Hi, lately, as strange to me it seems, i've met a lot of girls on the internet, i've met girls around and about and i want to turn them down because i feel lack of physical attraction. I know it has happened a lot to me too cos girls often don't find me attractive but i love myself and how i look to me. So many times i feel so much encouragement from a lot of girls who express interest in me but i don't feel the same way about them even if they are priceless jewels i don't feel the 'the one' factor.

 

Please if any of you could share with me how to turn girls down without lying or some sort of flattery that is cheap. Please tell me how to turn down girls. I may sound like a rico suave but i'm not, just an ordinary guy who needs to know how to handle women who like me.

 

One time I felt so overpressured I told a girl to **** off in hopes that she would think I'm a jerk and that resulted in her being hurt and feeling like she was no good, I mean what sort of jackass am I. But then again if I can learn the art of turning down girls who are overpressuring I'd be so happy if anyone can teach me this without it being too cheap.

 

Thanks.

Posted

"You're a beautiful woman but I just don't feel the chemistry I need to feel to be more than friends" Is that honest enough for you, OP?

  • Author
Posted

Thanks, but i don't feel the line probably cos i never tried it before but it might work.

Posted

How about - "Thanks, I like you too, I think you're really nice, but I'm gay!"

 

Of course, this all falls to bits when the finally see you on the arm of a beautiful woman, but then you could always explain that she converted you.....

 

Heck, I dunno!

I've never been turned down! :D

Posted

You'll meet a lot of attractive women for whom you have no romantic feelings. Note, I didn't say sexual attraction. They're not the same. Learning how to delineate a romantic/spiritual/emotional connection from "my d!ck is hard and needs attention" is part of the maturing process.

 

If a woman takes the risk to approach you and you're not interested, affirm her desirability in the world and yet be honest about your perspective. If you were gay and were approached, you might say "Honey, you're gorgeous but I'm not into women" for example. That wouldn't be uncomfortable at all, would it? :)

  • Author
Posted

Thats it I don't want a relationship anymore, I want to be me and its enough If thats what I can be.

Posted

OK, that's a move... :confused:

 

Why?

Posted

Be honest and say that you don't feel the chemistry!
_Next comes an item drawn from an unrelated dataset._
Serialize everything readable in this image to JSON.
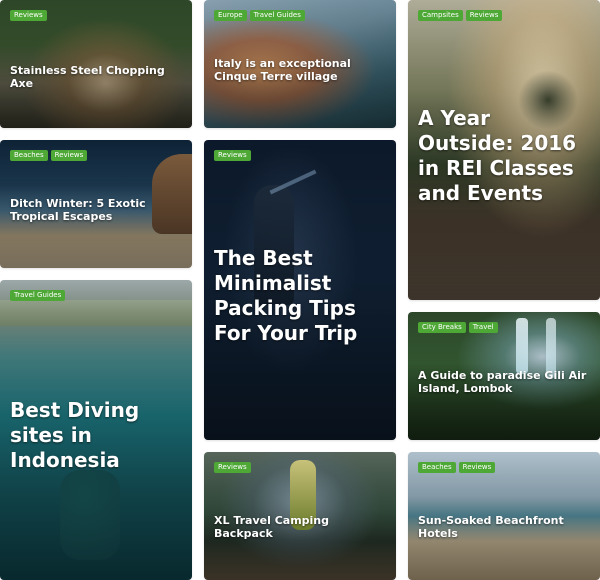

Chemistry is not their fault, not yours - it's a natural factor. Therefore there need to be no offence. However have you considered that the one isn't always someone that comes crashing like a meteor into your lap. Sometimes a person developes into the one over time. One of these girls might be worth a chance!

  • Author
Posted

"If a woman takes the risk to approach you and you're not interested, affirm her desirability in the world and yet be honest about your perspective."

 

Thanks for this point carhill, much appreciated

Posted

OP, if I'm hearing you right, that's easy. "I think you're attractive, but I'm just not in an emotional place to have a relationship of any sort right now". Such would be common after the death of a spouse or a divorce. There is a mourning period where one's psyche recovers from the loss. Perhaps your impetus is different, but still valid.

 

Pardon me if I heard you wrong :D

  • Author
Posted

Yes, I kind of find some of the input better as your opening up to considerate answers sir.

  • Author
Posted

I don't want to be with anyone anymore I like being with myself and the things i like to do.